"Buy Instagram Followers – Real & Cheap," the ad at the top of the Google search result declared.
What made the message so eye-catching was the way it was displayed – not in the intimate, closed confines of a smartphone screen but in giant letters on a high-definition, electronic board 10 metres wide on a stage.
Keith Weed, president of the Advertising Association and recently retired Unilever marketing boss, used the image in his presentation to the Lead conference in London earlier this year to illustrate a simple point about trust in advertising: there must not be different standards for ads just because they appear online.
All brand messaging needs to be held to the highest standards, as if every message is being broadcast in the most public, attention-seeking manner on national TV or an out-of-home billboard.
Led By Donkeys, the pro-European Union campaigning group, has used the same logic as Weed and exploited it brilliantly, by republishing old tweets and comments by Brexit-supporting politicians on 96-sheet poster sites to highlight the inconsistency of their views over time – much to the embarrassment of the Leavers.

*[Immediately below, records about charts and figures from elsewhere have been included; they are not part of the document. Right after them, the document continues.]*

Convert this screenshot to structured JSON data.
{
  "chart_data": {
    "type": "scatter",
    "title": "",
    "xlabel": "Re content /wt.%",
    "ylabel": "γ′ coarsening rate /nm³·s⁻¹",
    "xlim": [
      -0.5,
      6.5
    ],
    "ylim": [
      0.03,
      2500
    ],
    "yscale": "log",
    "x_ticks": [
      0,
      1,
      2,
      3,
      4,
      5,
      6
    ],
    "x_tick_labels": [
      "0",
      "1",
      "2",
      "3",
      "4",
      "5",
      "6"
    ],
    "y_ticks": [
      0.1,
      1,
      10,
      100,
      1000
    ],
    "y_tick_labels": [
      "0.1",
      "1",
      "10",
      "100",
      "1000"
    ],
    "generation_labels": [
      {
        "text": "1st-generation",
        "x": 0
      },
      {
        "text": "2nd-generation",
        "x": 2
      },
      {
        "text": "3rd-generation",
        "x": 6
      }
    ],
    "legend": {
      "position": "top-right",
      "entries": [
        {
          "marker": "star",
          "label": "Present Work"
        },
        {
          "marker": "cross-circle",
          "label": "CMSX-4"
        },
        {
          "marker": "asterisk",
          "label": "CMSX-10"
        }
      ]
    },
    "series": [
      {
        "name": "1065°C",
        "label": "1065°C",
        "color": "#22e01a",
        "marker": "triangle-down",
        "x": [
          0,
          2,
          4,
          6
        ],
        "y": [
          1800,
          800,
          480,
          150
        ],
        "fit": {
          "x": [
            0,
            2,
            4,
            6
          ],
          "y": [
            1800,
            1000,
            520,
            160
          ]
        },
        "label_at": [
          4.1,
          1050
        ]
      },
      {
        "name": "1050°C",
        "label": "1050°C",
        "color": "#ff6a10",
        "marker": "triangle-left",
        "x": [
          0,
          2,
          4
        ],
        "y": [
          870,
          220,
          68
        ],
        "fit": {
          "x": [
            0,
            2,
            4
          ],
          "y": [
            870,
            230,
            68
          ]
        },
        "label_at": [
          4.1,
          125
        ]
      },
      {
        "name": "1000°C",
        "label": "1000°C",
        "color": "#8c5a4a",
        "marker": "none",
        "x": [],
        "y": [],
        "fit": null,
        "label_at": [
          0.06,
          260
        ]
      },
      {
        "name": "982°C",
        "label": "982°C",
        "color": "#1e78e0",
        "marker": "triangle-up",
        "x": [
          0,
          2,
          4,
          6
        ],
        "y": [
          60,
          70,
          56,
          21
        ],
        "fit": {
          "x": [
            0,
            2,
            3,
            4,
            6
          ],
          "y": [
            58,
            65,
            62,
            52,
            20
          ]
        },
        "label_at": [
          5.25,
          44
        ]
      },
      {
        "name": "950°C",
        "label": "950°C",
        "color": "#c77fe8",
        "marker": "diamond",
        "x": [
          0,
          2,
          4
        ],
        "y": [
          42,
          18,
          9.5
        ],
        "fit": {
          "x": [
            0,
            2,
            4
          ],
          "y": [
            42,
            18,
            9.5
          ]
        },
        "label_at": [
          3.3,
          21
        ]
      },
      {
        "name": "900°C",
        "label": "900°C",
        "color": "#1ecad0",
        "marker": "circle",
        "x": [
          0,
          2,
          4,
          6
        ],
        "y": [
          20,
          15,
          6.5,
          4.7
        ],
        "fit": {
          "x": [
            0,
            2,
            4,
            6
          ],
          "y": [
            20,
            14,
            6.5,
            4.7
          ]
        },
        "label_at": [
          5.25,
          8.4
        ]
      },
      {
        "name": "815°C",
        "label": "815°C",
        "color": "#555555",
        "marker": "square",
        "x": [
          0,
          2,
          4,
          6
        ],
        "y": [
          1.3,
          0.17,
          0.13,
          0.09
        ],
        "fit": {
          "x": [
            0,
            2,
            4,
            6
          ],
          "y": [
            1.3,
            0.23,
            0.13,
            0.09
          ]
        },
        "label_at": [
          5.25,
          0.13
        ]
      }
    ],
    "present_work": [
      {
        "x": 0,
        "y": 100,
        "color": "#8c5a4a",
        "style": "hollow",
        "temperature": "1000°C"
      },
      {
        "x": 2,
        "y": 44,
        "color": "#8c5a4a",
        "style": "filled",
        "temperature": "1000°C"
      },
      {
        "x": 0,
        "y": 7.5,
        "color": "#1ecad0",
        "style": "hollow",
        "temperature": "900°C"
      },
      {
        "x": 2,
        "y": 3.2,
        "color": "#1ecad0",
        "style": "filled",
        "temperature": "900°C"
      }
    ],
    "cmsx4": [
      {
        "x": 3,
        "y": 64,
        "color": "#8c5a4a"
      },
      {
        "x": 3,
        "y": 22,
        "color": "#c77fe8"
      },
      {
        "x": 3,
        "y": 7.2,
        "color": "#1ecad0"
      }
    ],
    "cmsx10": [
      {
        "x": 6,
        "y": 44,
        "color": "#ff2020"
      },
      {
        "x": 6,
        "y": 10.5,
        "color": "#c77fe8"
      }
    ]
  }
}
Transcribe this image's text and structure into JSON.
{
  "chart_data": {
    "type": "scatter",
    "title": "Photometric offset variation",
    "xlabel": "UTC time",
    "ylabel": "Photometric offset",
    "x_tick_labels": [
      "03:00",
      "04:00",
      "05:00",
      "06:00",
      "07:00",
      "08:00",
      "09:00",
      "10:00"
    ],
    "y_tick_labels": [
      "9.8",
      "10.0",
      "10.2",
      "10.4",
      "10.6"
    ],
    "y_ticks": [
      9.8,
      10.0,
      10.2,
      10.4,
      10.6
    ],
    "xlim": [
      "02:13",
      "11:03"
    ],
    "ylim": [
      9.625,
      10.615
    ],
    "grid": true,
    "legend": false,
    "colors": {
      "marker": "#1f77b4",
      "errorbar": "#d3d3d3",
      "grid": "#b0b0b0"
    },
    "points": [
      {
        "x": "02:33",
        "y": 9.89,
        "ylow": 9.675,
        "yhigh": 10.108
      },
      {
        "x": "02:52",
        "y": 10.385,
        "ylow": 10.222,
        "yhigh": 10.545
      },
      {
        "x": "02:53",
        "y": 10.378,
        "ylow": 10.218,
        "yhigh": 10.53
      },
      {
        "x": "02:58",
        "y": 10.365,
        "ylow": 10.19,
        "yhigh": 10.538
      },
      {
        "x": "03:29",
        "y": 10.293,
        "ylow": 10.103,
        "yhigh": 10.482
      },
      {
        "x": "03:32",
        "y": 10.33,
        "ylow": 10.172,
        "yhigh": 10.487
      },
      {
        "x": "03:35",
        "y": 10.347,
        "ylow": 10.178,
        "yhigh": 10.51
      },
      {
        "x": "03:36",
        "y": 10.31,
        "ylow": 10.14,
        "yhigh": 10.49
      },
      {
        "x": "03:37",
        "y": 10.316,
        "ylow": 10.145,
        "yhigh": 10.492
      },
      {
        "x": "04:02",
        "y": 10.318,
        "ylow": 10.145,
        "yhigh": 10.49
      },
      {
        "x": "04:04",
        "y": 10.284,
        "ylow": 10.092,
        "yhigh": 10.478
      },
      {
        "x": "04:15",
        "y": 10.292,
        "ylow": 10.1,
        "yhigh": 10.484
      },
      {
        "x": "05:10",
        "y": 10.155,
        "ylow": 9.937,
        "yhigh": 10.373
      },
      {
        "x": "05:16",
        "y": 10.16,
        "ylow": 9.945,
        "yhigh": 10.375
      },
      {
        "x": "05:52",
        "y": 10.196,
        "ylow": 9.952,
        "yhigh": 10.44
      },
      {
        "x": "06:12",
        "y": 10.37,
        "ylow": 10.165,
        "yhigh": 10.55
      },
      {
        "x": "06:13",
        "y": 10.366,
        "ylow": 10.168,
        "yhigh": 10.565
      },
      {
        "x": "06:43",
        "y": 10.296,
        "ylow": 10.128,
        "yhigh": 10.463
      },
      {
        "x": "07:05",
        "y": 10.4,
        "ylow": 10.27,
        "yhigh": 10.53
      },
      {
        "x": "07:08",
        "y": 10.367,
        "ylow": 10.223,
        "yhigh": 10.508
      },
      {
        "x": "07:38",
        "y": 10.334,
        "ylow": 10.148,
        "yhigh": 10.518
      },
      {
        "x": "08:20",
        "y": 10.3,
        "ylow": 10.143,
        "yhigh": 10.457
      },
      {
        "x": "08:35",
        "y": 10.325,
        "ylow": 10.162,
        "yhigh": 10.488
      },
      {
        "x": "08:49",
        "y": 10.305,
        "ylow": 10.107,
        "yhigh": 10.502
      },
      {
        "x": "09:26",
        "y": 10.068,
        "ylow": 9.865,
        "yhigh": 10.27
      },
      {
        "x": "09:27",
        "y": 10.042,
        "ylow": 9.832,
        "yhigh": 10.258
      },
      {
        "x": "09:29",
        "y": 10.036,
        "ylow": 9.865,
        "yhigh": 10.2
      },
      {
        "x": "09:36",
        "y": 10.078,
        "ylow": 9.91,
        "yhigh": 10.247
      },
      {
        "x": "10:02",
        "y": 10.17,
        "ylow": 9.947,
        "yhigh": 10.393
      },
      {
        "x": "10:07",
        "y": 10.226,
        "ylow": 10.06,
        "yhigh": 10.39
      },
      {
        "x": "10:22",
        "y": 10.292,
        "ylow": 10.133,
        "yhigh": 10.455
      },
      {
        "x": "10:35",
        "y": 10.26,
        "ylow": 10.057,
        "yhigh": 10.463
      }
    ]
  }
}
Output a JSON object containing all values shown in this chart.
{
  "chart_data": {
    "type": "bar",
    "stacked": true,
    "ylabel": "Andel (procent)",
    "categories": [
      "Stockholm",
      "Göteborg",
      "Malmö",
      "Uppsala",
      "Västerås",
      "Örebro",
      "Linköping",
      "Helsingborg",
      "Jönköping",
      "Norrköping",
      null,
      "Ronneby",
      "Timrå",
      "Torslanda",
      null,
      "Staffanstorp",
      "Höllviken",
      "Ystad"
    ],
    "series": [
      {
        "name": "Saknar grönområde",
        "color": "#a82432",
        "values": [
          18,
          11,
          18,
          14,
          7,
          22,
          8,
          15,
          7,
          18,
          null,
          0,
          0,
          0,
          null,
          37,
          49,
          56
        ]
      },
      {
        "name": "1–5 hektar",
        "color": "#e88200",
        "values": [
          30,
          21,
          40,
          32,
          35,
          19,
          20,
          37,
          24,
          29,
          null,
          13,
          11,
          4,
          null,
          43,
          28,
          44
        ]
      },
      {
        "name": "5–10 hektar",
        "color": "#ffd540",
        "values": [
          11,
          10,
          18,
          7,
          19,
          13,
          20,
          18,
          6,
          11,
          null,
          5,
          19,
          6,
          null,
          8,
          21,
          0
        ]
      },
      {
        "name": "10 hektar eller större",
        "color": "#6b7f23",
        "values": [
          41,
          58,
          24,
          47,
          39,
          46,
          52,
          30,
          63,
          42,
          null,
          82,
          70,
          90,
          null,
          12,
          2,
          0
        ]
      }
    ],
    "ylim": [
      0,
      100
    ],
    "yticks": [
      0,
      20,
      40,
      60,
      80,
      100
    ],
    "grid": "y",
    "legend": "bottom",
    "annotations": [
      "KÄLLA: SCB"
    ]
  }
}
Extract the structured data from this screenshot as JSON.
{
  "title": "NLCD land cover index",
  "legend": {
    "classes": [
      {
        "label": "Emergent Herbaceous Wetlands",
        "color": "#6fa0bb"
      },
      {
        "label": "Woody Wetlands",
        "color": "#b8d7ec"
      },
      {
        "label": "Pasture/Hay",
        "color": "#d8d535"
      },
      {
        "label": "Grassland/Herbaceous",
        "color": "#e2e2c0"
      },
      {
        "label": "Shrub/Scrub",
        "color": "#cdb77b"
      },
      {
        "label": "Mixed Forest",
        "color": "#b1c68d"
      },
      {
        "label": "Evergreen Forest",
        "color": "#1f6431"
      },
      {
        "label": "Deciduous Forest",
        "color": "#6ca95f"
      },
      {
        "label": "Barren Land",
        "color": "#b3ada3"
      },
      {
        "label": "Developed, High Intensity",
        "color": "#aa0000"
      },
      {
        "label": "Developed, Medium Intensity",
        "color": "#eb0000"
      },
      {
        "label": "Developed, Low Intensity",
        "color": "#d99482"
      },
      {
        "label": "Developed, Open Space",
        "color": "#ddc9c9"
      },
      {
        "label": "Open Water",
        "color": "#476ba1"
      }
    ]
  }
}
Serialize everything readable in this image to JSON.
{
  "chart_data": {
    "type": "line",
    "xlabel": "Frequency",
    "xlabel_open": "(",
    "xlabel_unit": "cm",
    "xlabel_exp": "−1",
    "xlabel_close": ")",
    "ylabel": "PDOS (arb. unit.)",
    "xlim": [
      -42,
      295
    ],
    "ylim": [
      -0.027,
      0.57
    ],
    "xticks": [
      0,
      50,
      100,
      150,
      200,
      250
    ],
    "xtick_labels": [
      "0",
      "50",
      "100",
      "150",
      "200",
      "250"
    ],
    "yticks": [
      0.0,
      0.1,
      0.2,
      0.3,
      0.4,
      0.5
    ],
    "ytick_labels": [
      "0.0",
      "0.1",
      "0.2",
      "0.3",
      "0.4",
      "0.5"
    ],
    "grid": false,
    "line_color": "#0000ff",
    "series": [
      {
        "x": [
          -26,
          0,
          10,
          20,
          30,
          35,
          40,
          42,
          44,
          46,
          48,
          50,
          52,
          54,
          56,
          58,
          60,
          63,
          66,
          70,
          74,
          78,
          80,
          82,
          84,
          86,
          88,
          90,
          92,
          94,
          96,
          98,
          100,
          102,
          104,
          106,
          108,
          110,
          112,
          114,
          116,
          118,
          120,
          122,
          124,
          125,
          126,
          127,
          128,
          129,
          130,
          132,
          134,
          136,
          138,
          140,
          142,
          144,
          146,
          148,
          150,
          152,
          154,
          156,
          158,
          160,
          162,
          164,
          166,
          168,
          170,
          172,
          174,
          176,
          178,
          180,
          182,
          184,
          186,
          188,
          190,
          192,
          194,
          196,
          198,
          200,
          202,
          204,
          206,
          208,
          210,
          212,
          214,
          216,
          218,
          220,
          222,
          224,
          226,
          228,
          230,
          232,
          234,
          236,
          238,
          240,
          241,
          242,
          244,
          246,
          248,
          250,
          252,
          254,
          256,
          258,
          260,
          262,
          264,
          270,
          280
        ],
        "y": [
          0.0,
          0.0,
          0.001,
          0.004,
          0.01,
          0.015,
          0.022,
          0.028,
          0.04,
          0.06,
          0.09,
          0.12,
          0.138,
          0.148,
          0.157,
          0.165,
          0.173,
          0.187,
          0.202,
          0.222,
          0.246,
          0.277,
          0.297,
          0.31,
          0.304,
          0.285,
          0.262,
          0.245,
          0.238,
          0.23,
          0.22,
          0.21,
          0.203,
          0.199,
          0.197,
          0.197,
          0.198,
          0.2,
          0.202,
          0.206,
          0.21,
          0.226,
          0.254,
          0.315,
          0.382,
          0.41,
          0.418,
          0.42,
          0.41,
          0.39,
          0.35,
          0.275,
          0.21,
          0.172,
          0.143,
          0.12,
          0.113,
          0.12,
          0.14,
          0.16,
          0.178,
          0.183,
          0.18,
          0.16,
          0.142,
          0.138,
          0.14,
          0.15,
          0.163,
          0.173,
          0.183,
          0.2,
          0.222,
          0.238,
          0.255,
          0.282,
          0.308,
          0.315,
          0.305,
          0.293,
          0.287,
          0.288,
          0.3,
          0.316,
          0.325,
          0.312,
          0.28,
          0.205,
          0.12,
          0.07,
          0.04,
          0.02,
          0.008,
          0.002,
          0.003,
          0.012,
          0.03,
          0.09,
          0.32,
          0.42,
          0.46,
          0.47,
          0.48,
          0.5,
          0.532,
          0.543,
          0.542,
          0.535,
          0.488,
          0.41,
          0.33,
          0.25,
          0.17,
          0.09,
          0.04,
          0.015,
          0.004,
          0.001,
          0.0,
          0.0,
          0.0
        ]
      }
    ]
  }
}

Nothing beats the power of public media to get out a message. It is why the eco-protestors from Extinction Rebellion took over Oxford Circus, with a big, pink boat in tow, in the heart of a central London, rather than just running an online or direct mail campaign.
Recognising the differences between public media, which is available for all to see, and private media, which is tailored and targeted, is not a new debate in advertising and marketing circles.
The late Stephen King, J Walter Thompson’s planning guru, first came up with the distinction, according to Jeremy Bullmore, the veteran sage of WPP.
But the tension between public media and private media has taken on fresh relevance as the ad industry and wider society grapple with the perils of digital and social media.
Many of the smartest brains believe passionately that the future of advertising is personalised, one-to-one marketing at scale – and there is no doubt that targeting relevant, customised messages can be effective at driving efficiencies and business performance. That is the rationale for Publicis Groupe’s planned acquisition of data business Epsilon and Interpublic’s purchase of Acxiom.
Personalisation also opens up new, exciting creative possibilities. Kate Stanners, global chief creative officer and chairman of Saatchi & Saatchi, told Publicis Groupe’s investor day last year: "As a creative person, you spend your time defining and refining constantly to get to that one perfect answer but what I am relearning is there is no one answer. There are many rights. And that is quite transformational."
However, personalised advertising comes with major and growing risks, too.
Even if it does not feel creepy, it can create filter bubbles and it is harder to generate fame and social currency. Worse still, we have seen rogue actors use the digital media ecosystem to spread fake news as well as hateful and illegal content.
It’s a problem that Mark Zuckerberg, chief executive of Facebook, has finally acknowledged as he wrestles with how much social media should be public media. Facebook and Instagram have been "the digital equivalent of a town square" and they need to become more like "the digital equivalent of a living room" because "people increasingly also want to connect privately", he says.
For Zuckerberg, the future of social media, at least, is about being more private, even if a public element remains essential.
The question for marketers is how much they believe the centre of gravity is moving from public media towards private media – and whether advertising belongs there.
The answer is nuanced. But for all of us who believe in advertising’s ability to build brands, to create stature and fame and to increase favourability and trust, there should be no doubt about the enduring importance of public media.